Rodríguez Olaizola, J.M. Bailar con la soledad, Sal Terrae, Santander, 2018, 199 pp.

José María R. Olaizola arranca su escrito con estas palabras: “Una de las experiencias más universales y más humanas que podemos tener es la soledad. Es una peculiar compañera de camino. Un sentimiento complejo, que a veces trae paz, pero en otras ocasiones, nos abruma sin que sepamos bien qué hacer con eso que remueve en nosotros” (p.13)

 Casi bastarían estas palabras para zambullirse en el libro y empezar a “bailar” con la soledad, no tanto para acompañarla, sino porque se ofrece como compañera de baile, aunque a veces no la elijamos. Porque la soledad está en cada recodo del camino que hacemos, ya sea que estemos en medio de una gran manifestación, acompañados por mucha gente o en medio de la más absoluta sencillez de una habitación o un lugar deshabitado. La soledad nos envuelve… si bien de formas diferentes en cada una de las situaciones.

De ahí que el autor se proponga explicar de una manera sencilla, atrayente y que cautiva, con un lenguaje asequible, cómo la soledad se hace amiga nuestra, “como una amante” con muchos rostros y que en ocasiones acaricia y, en otras, muerde.

El libro nos va haciendo caer en la cuenta de aquellos motivos que tenemos para una soledad engañosa, hiriente y egoísta (“los otros me importan poco”, “soy un desastre porque a los otros siempre les va mejor que a mi”, etc.) a los que se juntan a veces motivos mediáticos, donde las comunicaciones aíslan, generan espacios de soledad no buscada que adormecen y muerden porque están llenos de incomunicación y hasta de hastío.

Así, el autor, experto en redes sociales y comunicación, nos hace caer en la cuenta de que muchos podemos estar “a la caza del like” para, según dicen las redes sociales, tener más amigos. ¿De verdad, tener más amigos?  O, ¿no será una triste sensación, de no saber cómo salir del embrollo en que nos hemos metido queriendo estar en todas partes y no estar en ninguna de manera plena?

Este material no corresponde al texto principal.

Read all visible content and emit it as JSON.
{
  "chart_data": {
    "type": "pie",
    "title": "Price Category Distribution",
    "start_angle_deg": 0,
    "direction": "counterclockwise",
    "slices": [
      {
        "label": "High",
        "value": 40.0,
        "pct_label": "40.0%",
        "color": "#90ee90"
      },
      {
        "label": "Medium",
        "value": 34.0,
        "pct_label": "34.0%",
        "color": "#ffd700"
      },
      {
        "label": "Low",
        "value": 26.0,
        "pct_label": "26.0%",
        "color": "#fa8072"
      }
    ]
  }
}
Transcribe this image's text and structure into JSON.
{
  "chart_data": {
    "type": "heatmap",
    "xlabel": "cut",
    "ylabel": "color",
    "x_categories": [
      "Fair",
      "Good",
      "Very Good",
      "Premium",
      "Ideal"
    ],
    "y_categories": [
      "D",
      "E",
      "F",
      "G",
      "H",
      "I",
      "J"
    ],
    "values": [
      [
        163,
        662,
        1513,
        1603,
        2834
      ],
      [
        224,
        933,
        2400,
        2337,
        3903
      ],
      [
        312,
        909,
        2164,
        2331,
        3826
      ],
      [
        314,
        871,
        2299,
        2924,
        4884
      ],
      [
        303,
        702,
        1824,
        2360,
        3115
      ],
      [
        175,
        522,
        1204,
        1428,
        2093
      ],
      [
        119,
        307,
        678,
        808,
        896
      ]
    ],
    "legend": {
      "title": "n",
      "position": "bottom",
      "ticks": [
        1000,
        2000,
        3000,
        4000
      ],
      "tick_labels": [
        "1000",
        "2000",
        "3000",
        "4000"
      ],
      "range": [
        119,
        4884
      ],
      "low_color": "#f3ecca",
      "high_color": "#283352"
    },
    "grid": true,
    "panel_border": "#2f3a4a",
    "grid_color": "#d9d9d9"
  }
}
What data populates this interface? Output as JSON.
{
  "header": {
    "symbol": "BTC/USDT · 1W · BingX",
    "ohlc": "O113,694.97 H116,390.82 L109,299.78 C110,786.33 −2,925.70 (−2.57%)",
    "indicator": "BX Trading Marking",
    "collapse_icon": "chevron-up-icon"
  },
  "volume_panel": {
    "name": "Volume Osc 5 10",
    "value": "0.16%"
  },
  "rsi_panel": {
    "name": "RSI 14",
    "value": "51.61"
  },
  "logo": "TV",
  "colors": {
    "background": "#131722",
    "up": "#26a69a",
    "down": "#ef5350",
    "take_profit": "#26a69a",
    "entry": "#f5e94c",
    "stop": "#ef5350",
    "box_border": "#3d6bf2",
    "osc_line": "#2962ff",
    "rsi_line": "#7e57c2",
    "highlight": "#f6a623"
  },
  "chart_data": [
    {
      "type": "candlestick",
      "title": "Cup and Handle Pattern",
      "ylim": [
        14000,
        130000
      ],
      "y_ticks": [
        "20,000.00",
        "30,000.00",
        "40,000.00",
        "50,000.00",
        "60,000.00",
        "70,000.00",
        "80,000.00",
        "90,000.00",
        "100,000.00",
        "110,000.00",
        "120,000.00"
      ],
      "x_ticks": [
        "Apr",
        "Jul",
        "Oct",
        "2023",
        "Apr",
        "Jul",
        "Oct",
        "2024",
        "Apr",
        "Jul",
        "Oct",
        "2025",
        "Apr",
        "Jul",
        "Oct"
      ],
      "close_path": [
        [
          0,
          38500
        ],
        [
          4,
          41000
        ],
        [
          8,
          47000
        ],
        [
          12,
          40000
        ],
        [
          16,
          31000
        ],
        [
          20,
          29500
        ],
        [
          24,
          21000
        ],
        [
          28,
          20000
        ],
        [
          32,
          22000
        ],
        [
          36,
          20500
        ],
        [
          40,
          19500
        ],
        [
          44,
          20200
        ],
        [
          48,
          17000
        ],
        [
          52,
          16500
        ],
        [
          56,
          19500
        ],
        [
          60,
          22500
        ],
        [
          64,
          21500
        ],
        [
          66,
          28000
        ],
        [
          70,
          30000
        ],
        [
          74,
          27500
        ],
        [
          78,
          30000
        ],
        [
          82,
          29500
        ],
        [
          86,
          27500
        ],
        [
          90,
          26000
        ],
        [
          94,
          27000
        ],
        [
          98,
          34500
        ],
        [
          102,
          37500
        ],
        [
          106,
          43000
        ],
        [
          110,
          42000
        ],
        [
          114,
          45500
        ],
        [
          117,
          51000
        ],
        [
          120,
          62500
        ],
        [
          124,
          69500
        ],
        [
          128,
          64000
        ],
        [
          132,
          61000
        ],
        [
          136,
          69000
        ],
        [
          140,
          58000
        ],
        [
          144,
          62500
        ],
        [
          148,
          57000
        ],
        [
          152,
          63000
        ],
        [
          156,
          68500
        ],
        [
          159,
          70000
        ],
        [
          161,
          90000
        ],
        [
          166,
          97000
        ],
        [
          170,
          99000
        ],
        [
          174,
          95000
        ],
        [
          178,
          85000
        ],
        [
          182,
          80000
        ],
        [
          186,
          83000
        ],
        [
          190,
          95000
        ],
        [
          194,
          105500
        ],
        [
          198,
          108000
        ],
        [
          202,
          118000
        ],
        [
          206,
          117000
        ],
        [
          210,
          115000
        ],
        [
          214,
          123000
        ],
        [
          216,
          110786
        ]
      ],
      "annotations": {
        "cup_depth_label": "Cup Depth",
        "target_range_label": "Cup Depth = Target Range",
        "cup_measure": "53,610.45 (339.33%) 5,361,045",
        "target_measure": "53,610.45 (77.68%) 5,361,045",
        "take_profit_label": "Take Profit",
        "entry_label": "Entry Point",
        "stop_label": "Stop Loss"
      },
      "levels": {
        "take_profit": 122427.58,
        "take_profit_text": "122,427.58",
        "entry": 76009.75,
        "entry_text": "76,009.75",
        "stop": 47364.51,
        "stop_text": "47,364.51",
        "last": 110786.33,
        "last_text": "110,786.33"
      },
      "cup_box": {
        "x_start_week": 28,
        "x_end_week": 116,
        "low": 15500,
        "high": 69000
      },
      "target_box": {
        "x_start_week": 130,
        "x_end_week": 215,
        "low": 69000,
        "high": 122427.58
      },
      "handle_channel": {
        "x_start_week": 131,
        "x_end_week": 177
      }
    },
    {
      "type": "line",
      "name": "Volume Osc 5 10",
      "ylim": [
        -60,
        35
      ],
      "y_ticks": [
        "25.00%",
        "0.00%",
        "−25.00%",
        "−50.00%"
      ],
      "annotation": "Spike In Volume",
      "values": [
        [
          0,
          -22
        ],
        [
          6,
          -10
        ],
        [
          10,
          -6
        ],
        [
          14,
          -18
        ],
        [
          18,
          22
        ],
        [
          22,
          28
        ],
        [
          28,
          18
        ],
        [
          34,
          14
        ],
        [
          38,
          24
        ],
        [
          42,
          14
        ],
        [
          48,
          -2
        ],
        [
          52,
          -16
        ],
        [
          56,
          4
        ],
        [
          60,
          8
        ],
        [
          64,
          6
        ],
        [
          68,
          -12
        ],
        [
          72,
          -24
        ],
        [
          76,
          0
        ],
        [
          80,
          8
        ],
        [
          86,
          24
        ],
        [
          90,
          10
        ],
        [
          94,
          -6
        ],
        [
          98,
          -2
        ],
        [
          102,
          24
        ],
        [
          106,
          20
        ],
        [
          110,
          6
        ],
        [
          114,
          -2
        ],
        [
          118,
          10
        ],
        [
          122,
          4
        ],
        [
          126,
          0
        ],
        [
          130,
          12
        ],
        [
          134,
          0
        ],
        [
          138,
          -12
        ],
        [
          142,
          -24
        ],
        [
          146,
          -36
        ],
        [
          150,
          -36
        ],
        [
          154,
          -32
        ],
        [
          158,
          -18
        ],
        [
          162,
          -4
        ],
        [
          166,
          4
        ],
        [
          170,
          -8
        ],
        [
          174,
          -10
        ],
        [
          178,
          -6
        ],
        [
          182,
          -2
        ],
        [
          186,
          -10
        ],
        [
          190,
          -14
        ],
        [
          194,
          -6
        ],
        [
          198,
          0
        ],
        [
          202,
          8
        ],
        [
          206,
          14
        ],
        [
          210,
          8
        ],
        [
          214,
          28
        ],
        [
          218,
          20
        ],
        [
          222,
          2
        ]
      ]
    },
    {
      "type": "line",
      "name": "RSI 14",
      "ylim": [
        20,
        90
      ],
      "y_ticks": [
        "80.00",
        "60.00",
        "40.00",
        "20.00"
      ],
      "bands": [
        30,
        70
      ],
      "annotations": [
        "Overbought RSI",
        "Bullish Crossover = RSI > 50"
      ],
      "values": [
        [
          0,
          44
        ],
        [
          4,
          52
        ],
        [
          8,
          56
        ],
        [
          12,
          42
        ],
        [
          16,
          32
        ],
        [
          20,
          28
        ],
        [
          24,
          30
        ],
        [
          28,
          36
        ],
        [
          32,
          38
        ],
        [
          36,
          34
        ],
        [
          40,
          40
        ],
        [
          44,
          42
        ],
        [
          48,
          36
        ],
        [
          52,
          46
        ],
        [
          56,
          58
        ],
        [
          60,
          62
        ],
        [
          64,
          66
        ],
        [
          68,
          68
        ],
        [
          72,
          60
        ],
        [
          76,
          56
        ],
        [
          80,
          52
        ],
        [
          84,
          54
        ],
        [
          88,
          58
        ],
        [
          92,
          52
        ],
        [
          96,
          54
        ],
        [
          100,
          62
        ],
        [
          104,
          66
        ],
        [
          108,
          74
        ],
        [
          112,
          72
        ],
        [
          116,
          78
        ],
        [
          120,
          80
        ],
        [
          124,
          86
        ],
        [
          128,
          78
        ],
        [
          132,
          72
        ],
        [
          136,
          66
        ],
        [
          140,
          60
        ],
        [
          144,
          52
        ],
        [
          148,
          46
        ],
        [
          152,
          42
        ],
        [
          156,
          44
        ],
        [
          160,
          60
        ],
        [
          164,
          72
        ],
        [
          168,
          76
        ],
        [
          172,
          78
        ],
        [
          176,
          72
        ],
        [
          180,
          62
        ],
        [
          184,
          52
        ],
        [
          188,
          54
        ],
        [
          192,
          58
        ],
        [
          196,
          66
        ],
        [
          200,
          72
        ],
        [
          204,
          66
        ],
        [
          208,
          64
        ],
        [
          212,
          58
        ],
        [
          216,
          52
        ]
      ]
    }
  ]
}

Claro que no podemos quedarnos en aquello que oscurece el baile con una soledad no buscada, impuesta a veces desde fuera, que agota y adormece, que desequilibra y hastía, para buscar y “bailar” con aquella soledad que da hondura, buscada, desde la necesidad de saberse aceptado uno por sí mismo, sabiendo cuáles son los límites y las posibilidades de cada uno, con honradez, para tomarse en serio sin crearse falsas expectativas, pero sabiendo también las posibilidades (en creatividad, en iniciativa, en gratuidad, en aceptación del otro, etc.).

No cabe duda de que nuestra vida se fortalece en los encuentros. El autor propone al final del libro encuentros de tribu, de tu gente, de ti mismo contigo, de uno con Dios que tampoco está ausente del todo del vivir diario.

Al final, luego de haber ido pasando por varias etapas donde van apareciendo el rencor, la culpa, el abandono, las heridas (trae a colación el texto de Miguel Hernández, al recordarnos en uno de sus poemas, “… con tres heridas vengo: la de la vida, la del amor, la de la muerte) y se atreve el autor a conservar y explicar en el libro las dos últimas y cambia la primera por la herida de la fe, ya que en la sociedad en que vivimos (intolerancia, negatividad ante lo religioso, indiferencia, etc.) a veces, vivir la fe incluso con un grupo, supone vivirlo en soledad, porque suponen un salto en el vacío que nadie puede dar por ti.

Un libro ameno en su lectura, fácil de leer, apto para todos los públicos (va ya por la 8ª edición) y donde el autor nos anima a no echar en saco roto el baile que, en una u otra situación de la vida, tendremos que hacer con la soledad. Ojalá salgamos airosos de ese encuentro porque eso nos permitirá vivir con más hondura nuestro ser de personas y, si es el caso, de personas creyentes en Jesús.